I started to tell a few of them to pick out different devices, but after combing through the lyrics, I found that they had picked out everything there was.

Miley Cyrus has a song on the radio letting her boo know that she “just started living” when she met him.

Katy Perry has a song on the radio letting her boo know that all his dirty laundry never made her blink “one time”.

Drake has a song on the radio letting his boo know that she is “everything” that he needs.

The band keeps playing, and kids keep taking it to heart. These hyperboles are slowly slipping their way into children’s subconscious, convincing them that this is how love works.

When those children become adults, they don’t know how to be alone because the radio tells them that life doesn’t start without a significant other.

When those children become adults, they don’t know to be together because they expect people to fulfill every need humans weren’t made to fill.

Eventually the joke about middle school romance gets old, and the “L” word starts to leave a bitter taste in their mouths. That same student who made the “single all your life” joke about me was sitting with me after school one day, updating me on all of the hot gossip (don’t judge; it’s really juicy in junior high). She finished up a story about a complicated love hexagon, and finished by saying, “People be taking relationships too serious. That thing that you’re doing ain’t all that serious at this age. Right now, you’re just playing. That’s why I had to break up with my last boyfriend: we were having fun, and then he got too serious. I told him he was too young to know what he was talking about.”

Do you ever get the feeling that we are all too young to know what we are talking about? That my students, Lana Del Rey, Miley Cyrus, Katy Perry, Drake, me, and you all share that in common?

True love is serious; it is not meant to be taken, or given, lightly. But please hear this: You are valuable with or without a significant other. Your worth does not come from the love that you get but from the love that you give.

Today, if you are alone, look around. There is someone there that you failed to notice, just like my kids when they finally see the cute boy or girl next to them in 7th period. And I don’t mean that romantically for you: you are not alone if you have even one friend.
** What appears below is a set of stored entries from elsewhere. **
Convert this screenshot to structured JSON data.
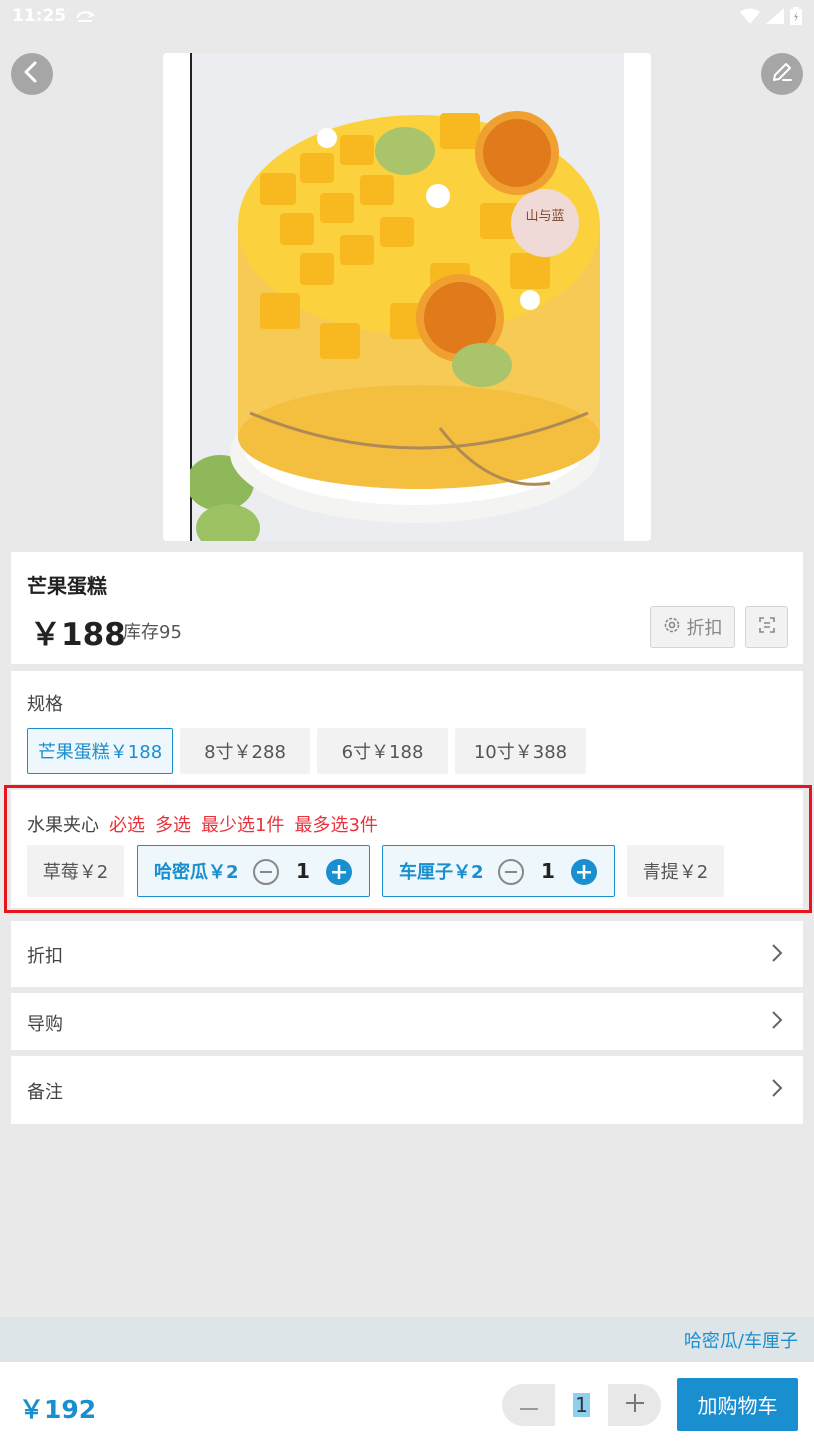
{
  "status_bar": {
    "time": "11:25"
  },
  "product": {
    "name": "芒果蛋糕",
    "price": "￥188",
    "stock": "库存95",
    "discount_button": "折扣",
    "image_logo": "山与蓝"
  },
  "spec": {
    "label": "规格",
    "options": [
      "芒果蛋糕￥188",
      "8寸￥288",
      "6寸￥188",
      "10寸￥388"
    ],
    "selected_index": 0
  },
  "fruit": {
    "label": "水果夹心",
    "tags": [
      "必选",
      "多选",
      "最少选1件",
      "最多选3件"
    ],
    "options": [
      {
        "name": "草莓￥2",
        "selected": false
      },
      {
        "name": "哈密瓜￥2",
        "selected": true,
        "qty": "1"
      },
      {
        "name": "车厘子￥2",
        "selected": true,
        "qty": "1"
      },
      {
        "name": "青提￥2",
        "selected": false
      }
    ]
  },
  "rows": {
    "discount": "折扣",
    "guide": "导购",
    "remark": "备注"
  },
  "selection_summary": "哈密瓜/车厘子",
  "bottom": {
    "total": "￥192",
    "quantity": "1",
    "add_to_cart": "加购物车"
  },
  "colors": {
    "accent": "#1a8fd0",
    "required": "#e8323c",
    "highlight": "#e8131d"
  }
}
I have never met a single person that didn’t feel lonely every once in awhile. Bright Eyes put it best: “You’re not alone in anything/you’re not alone in trying to be.” So stop trying to be.

Today, please look up. Please love the people around you, and please love yourself.

A student who is analyzing a Christian rap song asked me what humility is, and I said, “It means you know that any good thing you do is because of God and not you.”

She asked, “Oh, so it’s like having a low self-esteem?”

I clarified, “No, people my age confuse humility and low self-esteem all the time. A low self-esteem means you hate yourself, but humility means you love yourself but not because of what you’ve done but what God has done in you. You are not the reason you are valuable, but that doesn’t make you any less valuable.”

It’s time we tell ourselves a better message about love. Am I right?